I have never dined at Alain Passard’s restaurant. The closest I ever got to it was my lunch at La Végétable, but that doesn’t really count — the proximity of the escalators and the neon lighting cancel out the stars.
It’s not that I don’t want to go, I do, but L’Arpège is one of those restaurants I’ve read so much about — Passard’s love of vegetables, his running a biodynamic garden to provide for the restaurant’s produce needs — that I fear I may be disappointed when I actually go*. So up until now, I have contented myself with the hope and possibility that, some day, I shall make it there.
But when a friend of mine hinted that she might be able to arrange a visit to said vegetable garden, it was all I could do not to pester her with daily emails and twice daily text messages, reminding her that I was absolutely, positively, and superlatively interested, and when when when could we go?
The visit was scheduled for a weekday in mid-June — yes, I’ve been sitting on that story for a little while. Passard’s property is located in the Sarthe area, some 200 kilometers to the south-west of Paris, so my friend, her son, and I met with Julie Coppé — Alain Passard’s right-hand woman — at the Montparnasse train station, from which my dear TGV propelled us to Le Mans in under an hour; a taxi ride took care of the remaining kilometers.

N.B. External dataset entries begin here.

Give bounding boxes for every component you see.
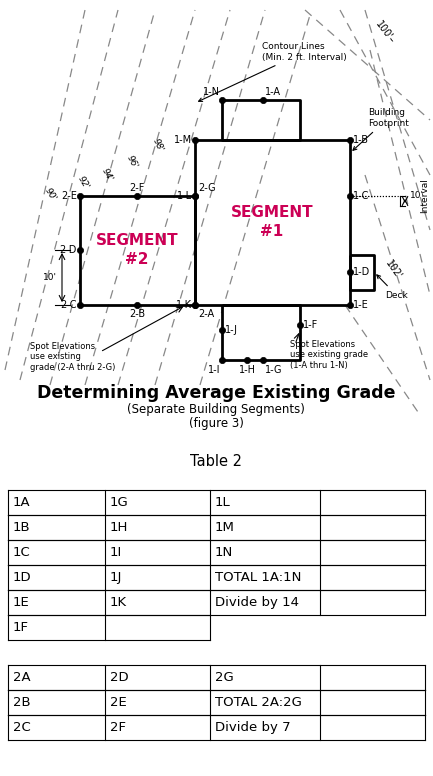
Text: 94': 94' — [100, 167, 114, 183]
Text: 1L: 1L — [215, 496, 231, 509]
Text: 2B: 2B — [13, 696, 31, 709]
Text: Spot Elevations
use existing
grade (2-A thru 2-G): Spot Elevations use existing grade (2-A … — [30, 342, 115, 372]
Text: 102': 102' — [383, 258, 403, 282]
Text: 2E: 2E — [110, 696, 127, 709]
Text: Building
Footprint: Building Footprint — [353, 109, 409, 151]
Text: 90': 90' — [42, 187, 58, 203]
Text: 1E: 1E — [13, 596, 30, 609]
Text: 2G: 2G — [215, 671, 234, 684]
Text: 2-A: 2-A — [198, 309, 214, 319]
Text: 1D: 1D — [13, 571, 32, 584]
Text: 1N: 1N — [215, 546, 233, 559]
Text: 1-B: 1-B — [353, 135, 369, 145]
Text: SEGMENT
#2: SEGMENT #2 — [96, 234, 178, 267]
Text: Spot Elevations
use existing grade
(1-A thru 1-N): Spot Elevations use existing grade (1-A … — [290, 340, 368, 370]
Text: 2D: 2D — [110, 671, 129, 684]
Text: 1-K: 1-K — [176, 300, 192, 310]
Text: TOTAL 1A:1N: TOTAL 1A:1N — [215, 571, 301, 584]
Text: 2-B: 2-B — [129, 309, 145, 319]
Text: 1J: 1J — [110, 571, 123, 584]
Text: 10': 10' — [43, 273, 57, 282]
Text: SEGMENT
#1: SEGMENT #1 — [231, 205, 313, 239]
Text: TOTAL 2A:2G: TOTAL 2A:2G — [215, 696, 302, 709]
Text: Interval: Interval — [420, 178, 429, 213]
Text: 1K: 1K — [110, 596, 127, 609]
Text: (figure 3): (figure 3) — [188, 417, 243, 429]
Text: 1-I: 1-I — [207, 365, 220, 375]
Text: 100'–: 100'– — [373, 19, 397, 45]
Text: 1G: 1G — [110, 496, 129, 509]
Text: 1-E: 1-E — [353, 300, 369, 310]
Text: 2-F: 2-F — [129, 183, 145, 193]
Text: 1C: 1C — [13, 546, 31, 559]
Text: Divide by 14: Divide by 14 — [215, 596, 299, 609]
Text: 2-C: 2-C — [61, 300, 77, 310]
Text: 1M: 1M — [215, 521, 235, 534]
Text: 1-M: 1-M — [174, 135, 192, 145]
Text: Determining Average Existing Grade: Determining Average Existing Grade — [37, 384, 395, 402]
Text: 1-H: 1-H — [239, 365, 255, 375]
Text: 1I: 1I — [110, 546, 122, 559]
Text: 2-E: 2-E — [61, 191, 77, 201]
Text: 1-C: 1-C — [353, 191, 369, 201]
Text: 1-G: 1-G — [265, 365, 282, 375]
Text: 92': 92' — [76, 175, 90, 192]
Text: Contour Lines
(Min. 2 ft. Interval): Contour Lines (Min. 2 ft. Interval) — [199, 43, 347, 102]
Text: (Separate Building Segments): (Separate Building Segments) — [127, 404, 305, 417]
Text: 2-G: 2-G — [198, 183, 216, 193]
Text: 1-D: 1-D — [353, 267, 370, 277]
Text: Deck: Deck — [377, 275, 408, 300]
Text: Table 2: Table 2 — [190, 455, 242, 469]
Text: 1-J: 1-J — [225, 325, 238, 335]
Text: 1H: 1H — [110, 521, 128, 534]
Text: 1A: 1A — [13, 496, 31, 509]
Text: 10': 10' — [410, 192, 424, 200]
Text: 2A: 2A — [13, 671, 31, 684]
Text: Divide by 7: Divide by 7 — [215, 721, 291, 734]
Text: 1F: 1F — [13, 621, 29, 634]
Text: 1-A: 1-A — [265, 87, 281, 97]
Text: 1-N: 1-N — [203, 87, 220, 97]
Text: 2-D: 2-D — [60, 245, 77, 255]
Text: 1B: 1B — [13, 521, 31, 534]
Text: 1-L: 1-L — [177, 191, 192, 201]
Text: 96': 96' — [125, 154, 139, 170]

Few things provide as concentrated a dose of happiness as a daytrip to the countryside. This is when the contrast between clamor and quiet, between exhaust fumes and morning mist, is the clearest. When every detail feels like a gift (a swing set! a donkey! fresh mud!), and when you know you had better fill your lungs and eyes and ears now, while you can, because it will all have vanished come nightfall (and don’t lose that slipper again please).